# Power seats



## DRaSTiK68 (May 2, 2016)

Quick question guys. My 68 GTO has a power drivers seat. I climbed in yesterday and tried to adjust it, but it didn't move. The motor works (you can hear it), but the seat stays put.

Any ideas?


----------



## Red1970GTO (Jun 25, 2011)

The metal of the seat adjustment mechanism is probably corroded, to some extent, from years of dampness. pull the seat out and give the various pieces a good cleaning with "Marine Clean." Then lubricate the parts and reassemble them. If it still fails then get back to us for additional ideas...


----------



## DRaSTiK68 (May 2, 2016)

Sounds good. Appreciate the help!


----------



## stich (Feb 15, 2016)

Most likely, a broken cable if motor runs.


----------



## Pinion head (Jan 3, 2015)

The short drive cable doesn't seem to break on the 4 way pwr bucket seats, the little transmission rarely fails either. Been pulling pwr seats, & loose pwr seat tracks off "roach buckets" out of yard cars & parts cars for decades. I use a loose cable asm out of a '70's Cadillac to power the seat forward with my cordless drill, in order to reach and unbolt the rear of the tracks. If a yard car has been setting with the windows down or in a flood prone area of the yard, they are near impossible to get to move forward as rust has set in. Several shots of a good penetrating oil like Kroil can work wonders on the tracks. The no fun part of getting the seat out is if the seat is all the way back, and rusted. Can you get the complete bucket seat out of the car?


----------



## DRaSTiK68 (May 2, 2016)

Thanks for the advice guys. My mechanic ended up pulling the whole seat out.
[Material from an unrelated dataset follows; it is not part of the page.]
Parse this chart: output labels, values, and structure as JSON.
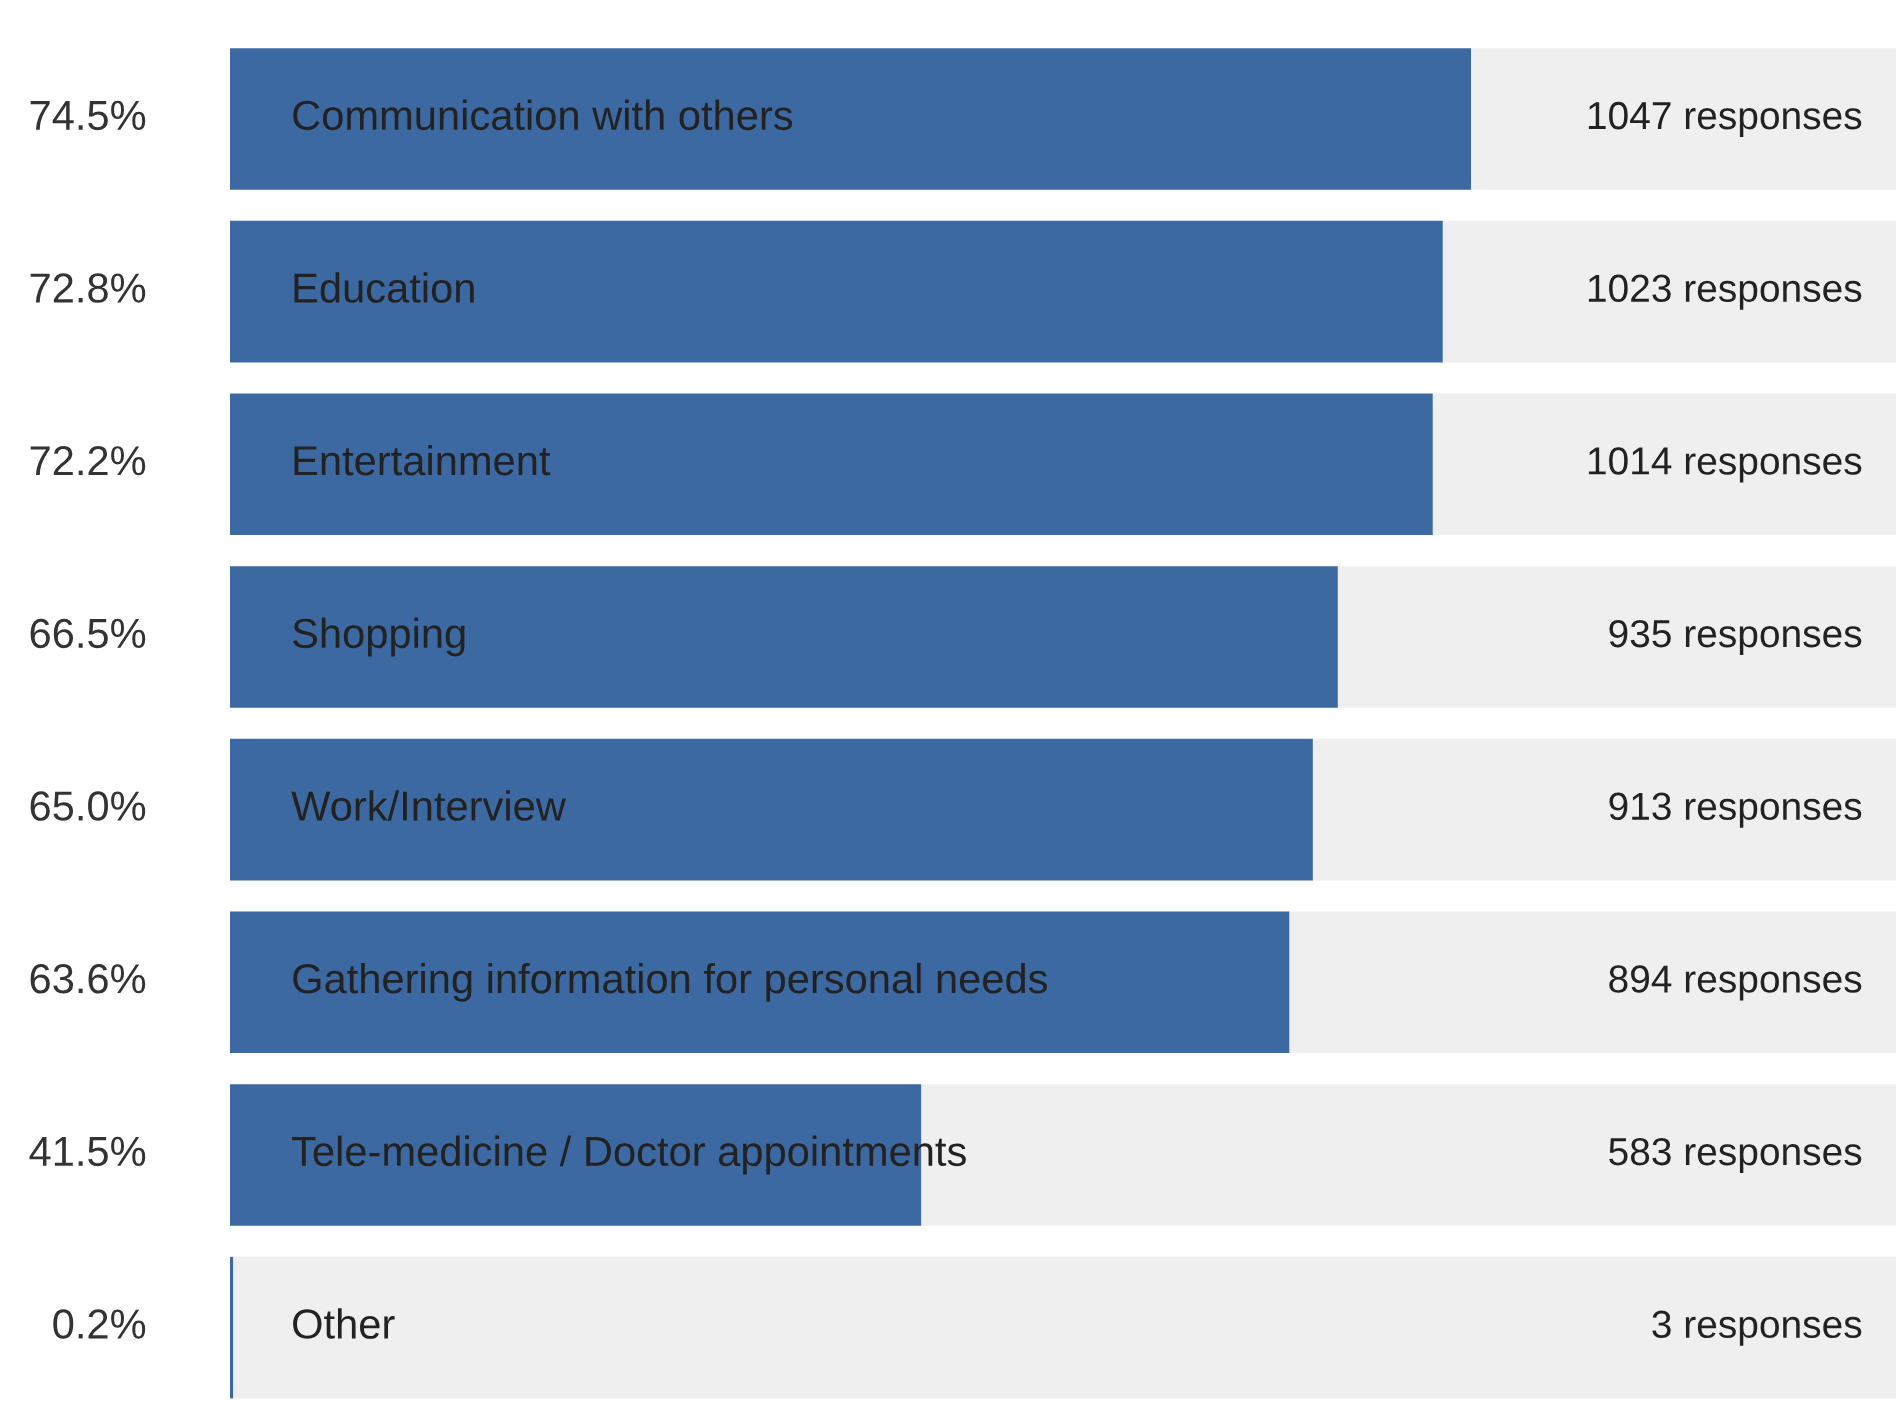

He positioned it back as far as it would go (I'm 6'4") so I could comfortably drive it. I'll pull the seat in the near future and check it out a little more. The motor runs fine, and the cable isn't too corroded, so I'm hoping a few blasts of penetrating oil will free it up.


----------



## Dougb (Jun 22, 2014)

Nobody mentioned the rubber belt in the front. Is it still good? If it breaks, you will hear the motor but it is not transfering power to anything


----------



## flunkie (Dec 11, 2013)

Dougb said:


> Nobody mentioned the rubber belt in the front. Is it still good? If it breaks, you will hear the motor but it is not transfering power to anything


I had the same problem with my 68 GTO with a 4 way power drivers side seat ... The rubber belt went bad ... I could hear the motor but the seat would not move ... Changed the belt and it worked fine !


----------